Anyway, we then had to race down (healing ourselves all the way) and reinforce Callous and Mikhael, who were battling the two morkoth in their lair. These creatures had some sort of charming powers that Callous (per usual) kept succumbing to, and Mikhael was trying to fight them hand-to-hand with his sword. I admire his courage, but honestly, the place to try out fledgling fighting skills is not deep in a cavern, alone against a magical creature twice as big as you are! I know he thinks we don't respect him, but does he really think prowess with the sword is going to impress us more than his many other skills? It's Mikhael's brain that's our treasure—if we wanted more sword-arms we'd go out and hire them. Why can't he see that he's the glue that holds this group together? It would destroy the Scintillating Company if he were to be killed—we would scatter to the four winds faster than you could sell your soul to Skineater. We all love Daniel, but he's not the integral member of the group that Mikhael is—we carry on without him when his duties take him elsewhere. I don't think we would without Mikhael. He is our leader, whether he likes it or not.

Sigh. Well... where was I? Oh, yes, the morkoth lair. Ugly place—a deep cavern reachable only by a water passage, filled with slimy eggs and their two slimier parents. I gather the drow had made some sort of deal to distribute these eggs around the continent, in return for....what? We don't know yet. More unsettling mysteries.... Anyway, I think most of us succumbed to the morkoth's "charm" at one point or another (if you can use that word at all in conjunction with such disgusting creatures); I know I did, and Danny did—Daniel threatened Sindaraen with an ice storm! (Very bad news, now that Sind has an affinity for the plane of fire...) But luckily we had Nicholas in our brains (via spell) to shake us out of it ("Callous, if you don't get a grip I'm going to kill you myself, animate you, march you back to Glenzor, and let Morshasha deal with you!"), and eventually we did manage to eliminate the squiddies.
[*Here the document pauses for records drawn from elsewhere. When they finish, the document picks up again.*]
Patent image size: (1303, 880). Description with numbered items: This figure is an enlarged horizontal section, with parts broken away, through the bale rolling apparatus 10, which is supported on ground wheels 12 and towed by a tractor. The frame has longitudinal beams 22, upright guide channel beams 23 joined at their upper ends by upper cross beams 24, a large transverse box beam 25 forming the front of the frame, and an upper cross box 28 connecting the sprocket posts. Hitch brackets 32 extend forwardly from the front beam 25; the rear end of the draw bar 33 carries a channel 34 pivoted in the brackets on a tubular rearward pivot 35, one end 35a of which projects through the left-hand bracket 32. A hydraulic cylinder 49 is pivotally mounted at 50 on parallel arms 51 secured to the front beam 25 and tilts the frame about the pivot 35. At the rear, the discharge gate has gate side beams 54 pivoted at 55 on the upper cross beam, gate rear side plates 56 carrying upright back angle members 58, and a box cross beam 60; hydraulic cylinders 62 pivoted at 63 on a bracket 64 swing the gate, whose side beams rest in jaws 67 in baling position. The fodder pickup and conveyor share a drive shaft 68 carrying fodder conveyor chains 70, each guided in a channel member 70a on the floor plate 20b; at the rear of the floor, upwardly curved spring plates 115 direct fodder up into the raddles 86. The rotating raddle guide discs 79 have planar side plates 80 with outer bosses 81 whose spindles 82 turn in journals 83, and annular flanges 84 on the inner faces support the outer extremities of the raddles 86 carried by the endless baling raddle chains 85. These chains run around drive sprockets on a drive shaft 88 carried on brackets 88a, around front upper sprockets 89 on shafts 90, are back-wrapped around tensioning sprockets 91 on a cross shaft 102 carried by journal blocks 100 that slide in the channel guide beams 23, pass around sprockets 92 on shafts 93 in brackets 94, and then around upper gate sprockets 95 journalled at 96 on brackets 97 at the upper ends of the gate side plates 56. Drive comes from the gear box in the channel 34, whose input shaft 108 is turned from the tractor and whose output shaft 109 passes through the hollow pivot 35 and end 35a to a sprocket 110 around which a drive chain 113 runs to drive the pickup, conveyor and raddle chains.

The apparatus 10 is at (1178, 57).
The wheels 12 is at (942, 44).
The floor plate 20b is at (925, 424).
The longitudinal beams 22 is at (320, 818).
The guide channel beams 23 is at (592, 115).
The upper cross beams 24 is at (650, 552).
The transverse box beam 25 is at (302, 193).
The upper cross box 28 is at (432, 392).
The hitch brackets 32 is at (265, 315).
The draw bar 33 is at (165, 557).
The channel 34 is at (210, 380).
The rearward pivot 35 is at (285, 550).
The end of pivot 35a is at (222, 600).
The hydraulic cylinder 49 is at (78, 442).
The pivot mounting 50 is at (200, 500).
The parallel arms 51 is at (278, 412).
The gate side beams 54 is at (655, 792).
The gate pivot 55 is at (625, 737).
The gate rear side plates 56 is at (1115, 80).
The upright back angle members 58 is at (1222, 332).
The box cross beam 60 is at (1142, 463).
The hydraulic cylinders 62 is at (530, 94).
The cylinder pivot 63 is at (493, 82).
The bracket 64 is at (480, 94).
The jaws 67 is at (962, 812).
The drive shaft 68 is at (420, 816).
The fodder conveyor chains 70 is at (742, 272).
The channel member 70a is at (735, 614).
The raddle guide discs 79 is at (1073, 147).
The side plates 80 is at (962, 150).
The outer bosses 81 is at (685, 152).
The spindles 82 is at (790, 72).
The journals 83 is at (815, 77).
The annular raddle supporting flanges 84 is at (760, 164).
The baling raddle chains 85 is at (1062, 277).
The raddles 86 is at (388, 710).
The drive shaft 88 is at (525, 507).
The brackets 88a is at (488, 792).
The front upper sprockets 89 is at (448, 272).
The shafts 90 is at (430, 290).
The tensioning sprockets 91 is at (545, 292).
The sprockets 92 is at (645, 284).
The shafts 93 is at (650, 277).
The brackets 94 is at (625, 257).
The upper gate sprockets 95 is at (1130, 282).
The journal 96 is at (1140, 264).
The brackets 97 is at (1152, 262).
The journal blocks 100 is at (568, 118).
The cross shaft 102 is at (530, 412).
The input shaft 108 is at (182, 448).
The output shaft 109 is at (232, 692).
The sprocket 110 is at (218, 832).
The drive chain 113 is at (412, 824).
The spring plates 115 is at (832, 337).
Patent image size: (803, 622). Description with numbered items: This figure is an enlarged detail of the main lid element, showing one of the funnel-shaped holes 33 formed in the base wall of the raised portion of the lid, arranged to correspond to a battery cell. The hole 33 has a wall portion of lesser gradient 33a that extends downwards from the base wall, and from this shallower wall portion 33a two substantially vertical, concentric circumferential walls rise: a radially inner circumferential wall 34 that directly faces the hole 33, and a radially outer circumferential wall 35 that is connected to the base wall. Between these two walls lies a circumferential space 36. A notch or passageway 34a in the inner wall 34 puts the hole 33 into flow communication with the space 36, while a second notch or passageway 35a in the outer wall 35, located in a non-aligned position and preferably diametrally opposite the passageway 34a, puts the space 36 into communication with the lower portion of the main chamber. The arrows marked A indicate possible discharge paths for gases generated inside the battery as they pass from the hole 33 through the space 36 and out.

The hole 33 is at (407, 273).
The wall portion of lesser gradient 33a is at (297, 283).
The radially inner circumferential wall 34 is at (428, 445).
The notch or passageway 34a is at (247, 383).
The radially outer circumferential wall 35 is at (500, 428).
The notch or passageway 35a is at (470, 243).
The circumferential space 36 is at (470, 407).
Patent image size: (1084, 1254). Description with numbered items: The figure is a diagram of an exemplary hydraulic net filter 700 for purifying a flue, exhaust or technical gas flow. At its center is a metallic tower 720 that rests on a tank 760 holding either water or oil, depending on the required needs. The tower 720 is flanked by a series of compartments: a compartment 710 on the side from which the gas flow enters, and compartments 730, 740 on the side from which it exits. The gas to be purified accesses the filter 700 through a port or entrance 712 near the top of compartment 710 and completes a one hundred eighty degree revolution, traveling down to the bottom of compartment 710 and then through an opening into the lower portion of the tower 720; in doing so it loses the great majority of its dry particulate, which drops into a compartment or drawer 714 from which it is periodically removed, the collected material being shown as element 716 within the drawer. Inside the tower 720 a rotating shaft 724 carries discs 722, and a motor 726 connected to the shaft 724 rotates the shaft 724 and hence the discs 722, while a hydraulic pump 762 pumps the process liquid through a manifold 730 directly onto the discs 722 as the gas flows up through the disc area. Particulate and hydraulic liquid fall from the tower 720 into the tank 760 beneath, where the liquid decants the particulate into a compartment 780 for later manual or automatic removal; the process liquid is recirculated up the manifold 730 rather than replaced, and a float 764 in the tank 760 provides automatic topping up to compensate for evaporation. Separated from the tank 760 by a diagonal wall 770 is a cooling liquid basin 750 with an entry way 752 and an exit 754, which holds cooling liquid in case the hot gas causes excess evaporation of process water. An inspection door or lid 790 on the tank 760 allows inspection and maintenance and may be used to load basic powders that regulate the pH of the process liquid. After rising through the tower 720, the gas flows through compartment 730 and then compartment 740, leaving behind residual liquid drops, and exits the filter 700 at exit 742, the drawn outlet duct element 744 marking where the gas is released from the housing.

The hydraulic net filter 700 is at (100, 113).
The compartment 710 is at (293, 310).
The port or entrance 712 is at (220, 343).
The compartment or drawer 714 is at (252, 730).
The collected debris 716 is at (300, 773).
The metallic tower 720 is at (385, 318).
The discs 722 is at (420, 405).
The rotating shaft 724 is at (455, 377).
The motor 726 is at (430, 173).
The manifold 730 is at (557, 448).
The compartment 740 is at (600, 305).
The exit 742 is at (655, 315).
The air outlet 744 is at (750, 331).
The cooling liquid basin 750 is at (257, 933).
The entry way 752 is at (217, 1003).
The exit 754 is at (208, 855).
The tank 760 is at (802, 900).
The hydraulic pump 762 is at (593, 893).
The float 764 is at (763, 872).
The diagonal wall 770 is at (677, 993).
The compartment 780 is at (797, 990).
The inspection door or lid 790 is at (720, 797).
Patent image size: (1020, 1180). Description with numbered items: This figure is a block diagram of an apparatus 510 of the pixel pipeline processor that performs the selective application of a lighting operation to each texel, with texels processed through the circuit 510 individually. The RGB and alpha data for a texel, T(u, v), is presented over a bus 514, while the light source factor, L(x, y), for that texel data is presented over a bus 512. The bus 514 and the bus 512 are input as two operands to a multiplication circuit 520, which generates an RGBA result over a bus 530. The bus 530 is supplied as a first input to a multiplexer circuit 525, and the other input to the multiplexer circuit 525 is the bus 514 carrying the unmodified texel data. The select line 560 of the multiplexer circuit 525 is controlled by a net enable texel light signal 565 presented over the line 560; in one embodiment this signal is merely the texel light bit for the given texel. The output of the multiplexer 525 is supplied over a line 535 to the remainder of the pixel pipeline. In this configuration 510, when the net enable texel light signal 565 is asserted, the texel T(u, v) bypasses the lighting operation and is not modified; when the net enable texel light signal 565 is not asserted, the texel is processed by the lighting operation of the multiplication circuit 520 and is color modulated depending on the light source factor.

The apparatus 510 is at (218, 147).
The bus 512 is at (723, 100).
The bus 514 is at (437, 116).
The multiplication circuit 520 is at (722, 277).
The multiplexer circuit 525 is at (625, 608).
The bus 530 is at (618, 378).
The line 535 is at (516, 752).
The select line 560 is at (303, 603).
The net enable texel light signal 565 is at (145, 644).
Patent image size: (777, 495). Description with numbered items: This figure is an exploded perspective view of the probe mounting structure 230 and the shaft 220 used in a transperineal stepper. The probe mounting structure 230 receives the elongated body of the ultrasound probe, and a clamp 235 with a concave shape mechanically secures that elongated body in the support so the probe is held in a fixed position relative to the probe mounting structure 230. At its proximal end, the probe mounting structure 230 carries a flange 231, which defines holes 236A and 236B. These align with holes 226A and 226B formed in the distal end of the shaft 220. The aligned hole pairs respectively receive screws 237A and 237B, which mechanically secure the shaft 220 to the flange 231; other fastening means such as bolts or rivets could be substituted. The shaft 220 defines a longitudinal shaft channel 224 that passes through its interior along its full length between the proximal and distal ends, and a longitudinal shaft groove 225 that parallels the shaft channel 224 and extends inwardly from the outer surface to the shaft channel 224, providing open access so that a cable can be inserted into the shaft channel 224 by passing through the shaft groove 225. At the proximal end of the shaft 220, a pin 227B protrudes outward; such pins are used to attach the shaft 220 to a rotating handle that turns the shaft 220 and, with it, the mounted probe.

We destroyed the eggs too, then made sure we'd gotten everything important (i.e., valuable) out of the caverns, gathered our prisoners and our drow corpses, and headed home.

The trip has been uneventful, so far. I've avoided talking to the prisoners wherever possible, though Mikhael has made the gentlemanly offer of allowing their commander to dine with us. He seems interested in getting to know the fellow, which I don't understand. They're only going to torture him for information and then kill him when we turn them over to the army anyway. Why make him a face that will stick in your memory? I'd rather we had just killed all of them outright on the battlefield, personally. It would be better than having to listen to them in the Leomund's Jail Cell at night when I'm on watch. I can't wait to get back to town and have this whole rainy, muddy, filthy mess over with. A long stint in a real bath-house is just what I need—even if it is the dawn of summer and broiling hot when we get back. There's something about a real tub, with fresh, clean water that's not magically created, and a hundred scents to choose from, and a pretty maid to scrub your back....

Well, you can tell I'm getting homesick. I'll be back with you soon, but don't warn the apprentici—Sind and I prefer to surprise them. Keep well, try to keep cool, and we'll be crossing practice blades again before you know it.